Museu Porsche assinala a era dos transaxle de motor dianteiro
O Museu Porsche assinala os 50 anos do nascimento dos desportivos transaxle de motor dianteiro da marca. A mostra centra-se nos 924, 928, 944 e 968, uma família de modelos com o motor à frente e a caixa de velocidades junto ao eixo traseiro. Para uma marca tantas vezes reduzida à silhueta do 911, é um lembrete útil de que a história da Porsche nunca foi assim tão linear.
A Porsche não está a tratar esta iniciativa como uma exposição convencional.
Segundo a marca, Forever Young. Celebrating Transaxle não é uma exposição especial estática tradicional, mas uma série de mostras pop-up que vão mudando ao longo de um ano. A primeira apresentação no Museu Porsche fica aberta até 7 de junho de 2026, estando previstos outros formatos e locais mais à frente no programa.
A abordagem ajusta-se ao tema. Os anos transaxle representaram a tentativa da Porsche de sair do enquadramento de motor traseiro e forma de 911 que ainda domina a sua imagem pública. Iris Haker, curadora do museu, afirmou que um formato museológico rígido não serviria para automóveis que a Porsche descreve como acessíveis, utilizáveis no dia a dia e tecnicamente arrojados.
O que distinguia um Porsche transaxle?
Na Porsche, transaxle designa uma arquitectura em que o motor fica à frente, enquanto a transmissão é posicionada junto ao eixo traseiro. A potência segue por um veio de transmissão dentro de um tubo de binário rígido. O objectivo era melhorar a distribuição de peso e tornar o comportamento mais incisivo, sem transformar o automóvel em algo demasiado delicado para uso normal.
Não se tratava apenas de um exercício de engenharia à procura de uma frase para o catálogo. O 924 abriu a Porsche a um novo tipo de cliente. O 928 levou a mesma ideia para um gran turismo mais confortável. O 944 tornou-se o elemento mais visível da família durante a década de 1980, enquanto o 968 levou o conceito à sua evolução final na primeira metade dos anos 1990.

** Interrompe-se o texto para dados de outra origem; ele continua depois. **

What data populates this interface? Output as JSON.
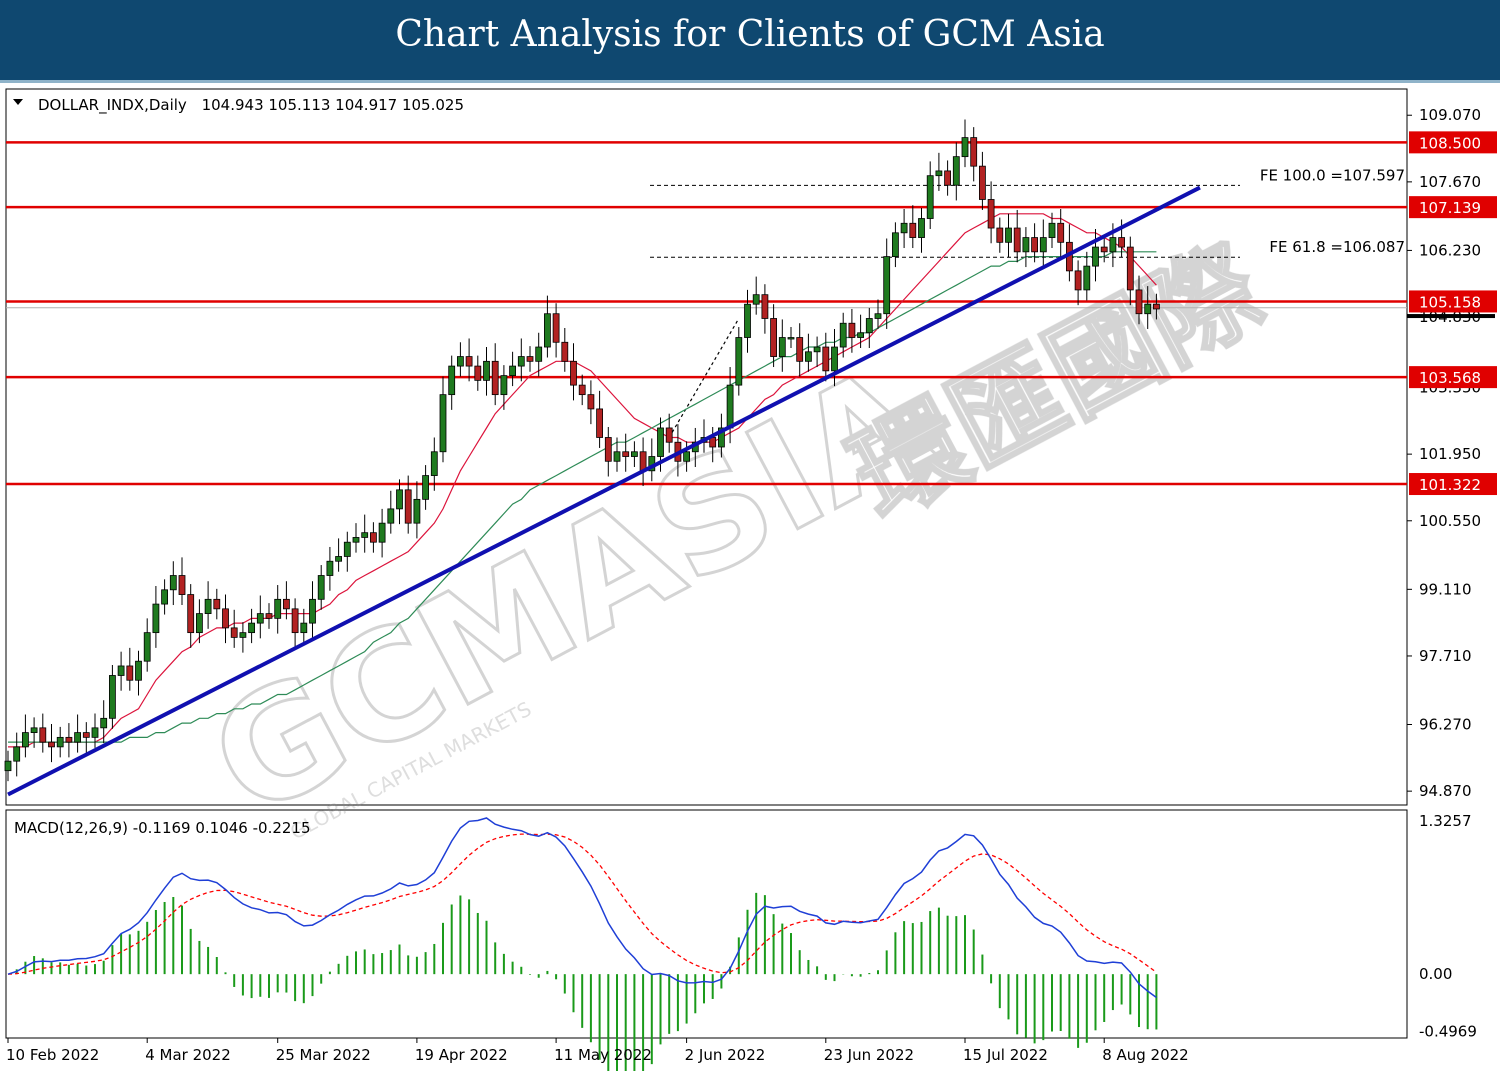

Quatro linhas de modelos e quase 20 anos de história Porsche
A era transaxle começou em 1976 com a produção em série do Porsche 924. O modelo nasceu do projecto de desenvolvimento EA 425, que a Volkswagen interrompeu em 1974 e que a Porsche depois reformulou como o seu próprio desportivo. O 928 estreou-se em Genebra em 1977, trazendo para a gama um motor V8 arrefecido a água, um chassis de alumínio e o eixo traseiro Weissach.
O 944 tornou-se a principal força comercial da família durante os anos 1980. O 968, produzido entre 1991 e 1995, foi o último passo desta linhagem. A Porsche afirma que foram vendidos quase 400.000 automóveis transaxle entre 1976 e 1995, o que explica por que razão o museu dá agora palco próprio a este capítulo.
O desporto automóvel foi mais do que decoração
A Porsche também liga a mostra à competição, porque os transaxle não ficaram confinados a uma utilização civilizada em estrada. O 924 surgiu nos ralis a partir de 1979, incluindo os ralis de Monte Carlo e Safari, enquanto a Porsche levou o 924 GTP a Le Mans em 1980 e 1981. Walter Röhrl também competiu numa versão de rali baseada na mesma arquitectura.
Isso dá à exposição mais substância do que uma simples operação de nostalgia. Sim, a Porsche está a recuperar a estética dos anos 1980, o graffiti, a cultura pop e as referências à competição. O ponto mais interessante é mais amplo: através dos modelos transaxle, a Porsche consegue mostrar que a sua identidade nunca se resumiu ao 911. Algumas das suas ideias mais reveladoras tinham o motor à frente e a caixa de velocidades a trabalhar discretamente atrás.